Using the democratic structures of circle meetings and dialogue we can give children and adults equal say in decision-making.
We can document learning and work with qualified child development professionals to safeguard the wellbeing of the children.
Spending regular, long periods of time in nature — my dream is at least two long expeditions, walking and/or camping each year.
Marking the milestones of the year by celebrating as a community. Working with the seasons, our body clocks and the other natural rhythms that we currently ignore.
We can teach ourselves, and our local community the same practices and principles we teach our children — rediscovering curiousity, play, critical thinking and compassion.
We can support our children to find projects that have meaning to them and impact on the world around them, so that they develop a sense of agency and purpose in their lives.
Most importantly we can hold the space for our children to develop into their unique selves, accepting of who they are and curious about the world around them.
Not consumers, not producers, just human beings, comfortable in their own skin, motivated not by a need for more, or for better, but for contribution, fulfilment and driven by their intrinsic needs.
Time for the inevitable rallying cry?
Hold on a minute.
Where’s the ‘AND SO, I, MAX ST JOHN, CAMPAIGNER FOR A BETTER FUTURE, WILL START A SCHOOL!’
The thing is, that’s been on my mind for a long time. It’s the obvious answer, right?
But this alternative education thing is ever-so zeitgeisty and trendy right now, and everyone from Seth Godin to Prince EA is shouting about it. It’s easy to get swept up and start moving for the wrong reasons.
The school issue is deeply complex — it’s not going to be fixed by opinion pieces (like this one), social media personalities or people like me starting schools because we’re feeling anxious, or because it’s an exciting and cool thing to do.
It will be addressed in the long, slow, hard work of the many, many teachers who care, campaign groups like Too Much, Too Soon and parents brave enough to speak up and act.
And starting a school is a massive undertaking. The more founders of schools I talk to, the more I hear how much a labour of love it has to be.

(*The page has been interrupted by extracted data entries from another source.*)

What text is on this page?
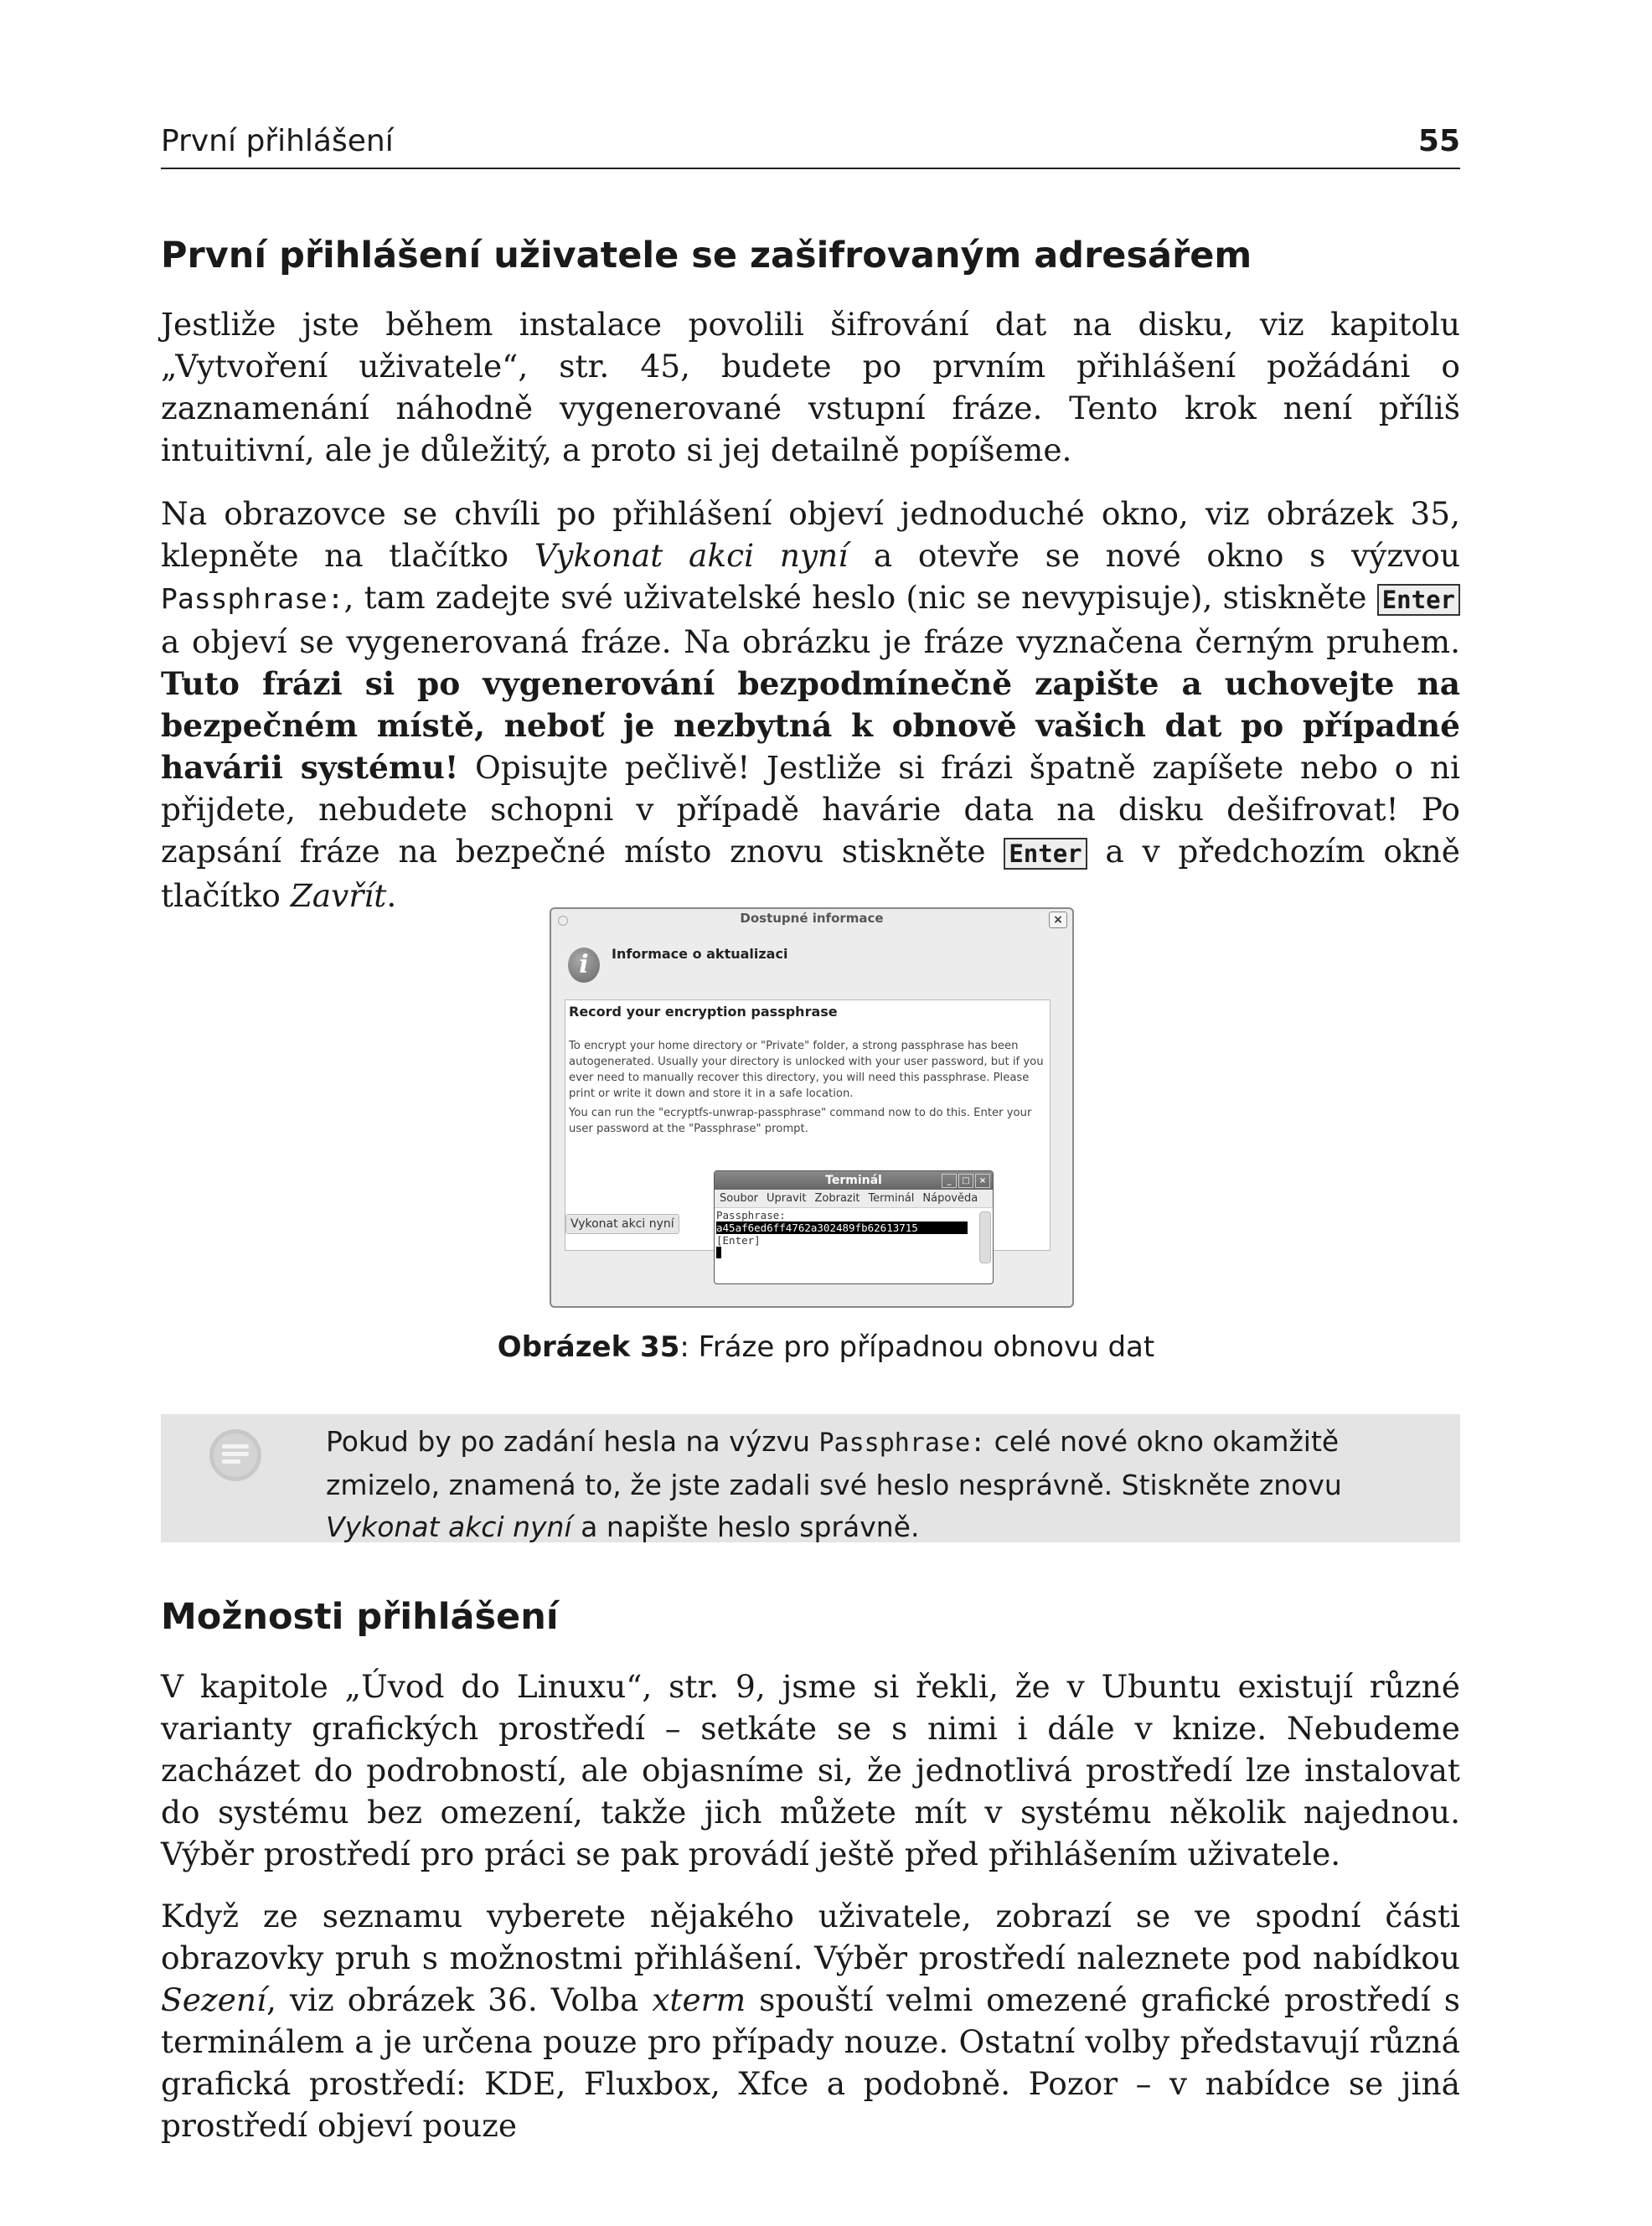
První přihlášení	55
První přihlášení uživatele se zašifrovaným adresářem
Jestliže jste během instalace povolili šifrování dat na disku, viz kapitolu „Vytvoření uživatele“, str. 45, budete po prvním přihlášení požádáni o zaznamenání náhodně vygenerované vstupní fráze. Tento krok není příliš intuitivní, ale je důležitý, a proto si jej detailně popíšeme.
Na obrazovce se chvíli po přihlášení objeví jednoduché okno, viz obrázek 35, klepněte na tlačítko Vykonat akci nyní a otevře se nové okno s výzvou Passphrase:, tam zadejte své uživatelské heslo (nic se nevypisuje), stiskněte Enter a objeví se vygenerovaná fráze. Na obrázku je fráze vyznačena černým pruhem. Tuto frázi si po vygenerování bezpodmínečně zapište a uchovejte na bezpečném místě, neboť je nezbytná k obnově vašich dat po případné havárii systému! Opisujte pečlivě! Jestliže si frázi špatně zapíšete nebo o ni přijdete, nebudete schopni v případě havárie data na disku dešifrovat! Po zapsání fráze na bezpečné místo znovu stiskněte Enter a v předchozím okně tlačítko Zavřít.
Dostupné informace	×
i	Informace o aktualizaci
Record your encryption passphrase

To encrypt your home directory or "Private" folder, a strong passphrase has been autogenerated. Usually your directory is unlocked with your user password, but if you ever need to manually recover this directory, you will need this passphrase. Please print or write it down and store it in a safe location.

You can run the "ecryptfs-unwrap-passphrase" command now to do this. Enter your user password at the "Passphrase" prompt.

Vykonat akci nyní
Terminál	_	□	×
Soubor Upravit Zobrazit Terminál Nápověda
Passphrase:
a45af6ed6ff4762a302489fb62613715
[Enter]
Obrázek 35: Fráze pro případnou obnovu dat
Pokud by po zadání hesla na výzvu Passphrase: celé nové okno okamžitě zmizelo, znamená to, že jste zadali své heslo nesprávně. Stiskněte znovu Vykonat akci nyní a napište heslo správně.
Možnosti přihlášení
V kapitole „Úvod do Linuxu“, str. 9, jsme si řekli, že v Ubuntu existují různé varianty grafických prostředí – setkáte se s nimi i dále v knize. Nebudeme zacházet do podrobností, ale objasníme si, že jednotlivá prostředí lze instalovat do systému bez omezení, takže jich můžete mít v systému několik najednou. Výběr prostředí pro práci se pak provádí ještě před přihlášením uživatele.
Když ze seznamu vyberete nějakého uživatele, zobrazí se ve spodní části obrazovky pruh s možnostmi přihlášení. Výběr prostředí naleznete pod nabídkou Sezení, viz obrázek 36. Volba xterm spouští velmi omezené grafické prostředí s terminálem a je určena pouze pro případy nouze. Ostatní volby představují různá grafická prostředí: KDE, Fluxbox, Xfce a podobně. Pozor – v nabídce se jiná prostředí objeví pouze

And, if you’re doing it at least in part for your children’s wellbeing, but they don’t get to see mum or dad so much any more, or when they do you’re stressed out and pre-occupied then…
So, I’m still holding steady — keeping an open mind, exploring possibilities and bringing this into people’s awareness.
However, I am determined that my kids will be out of mainstream before the endless cycle of exams and testing begins.
What can we do in the meantime?
Most of us aren’t ready for taking that massive step away from the social norms.
So, if this topic speaks to you, and you’re feeling as fired up but clueless or powerless as I was, here are a few ideas. Please feel free to add yours in the responses.
Home edder? Talk to other parents who are doing the same about co-schooling, or developing a micro-school. Look at the agile tools described above, and see if they might help you and your children. Get in touch with some of the institutions above, have a few Skype calls, see what’s alive for you.
Mainstream parent? Get involved in your child’s school. Become a Governor, or talk to them about age mixing and self-direction. My son’s mainstream school has started infrequently mixing classes up so younger and older kids work together. These small shifts are significant and come from people persistently speaking up.
Buy Free to Learn. Share it with a friend. Give it to a Head Teacher.
Host a meeting in your town or city. Start a conversation with another parent. Share this blog post.
Start asking: what is education for? What future do we want for our children?
Is what we are seeing, feeling now — in our society, in our world — good enough?
And can we really expect the next generation to address that if we keep forcing them through the same grinder?
Are we really not capable of something more…?
Or maybe we’re just too busy doing jobs we don’t really care about, to address something that we really do.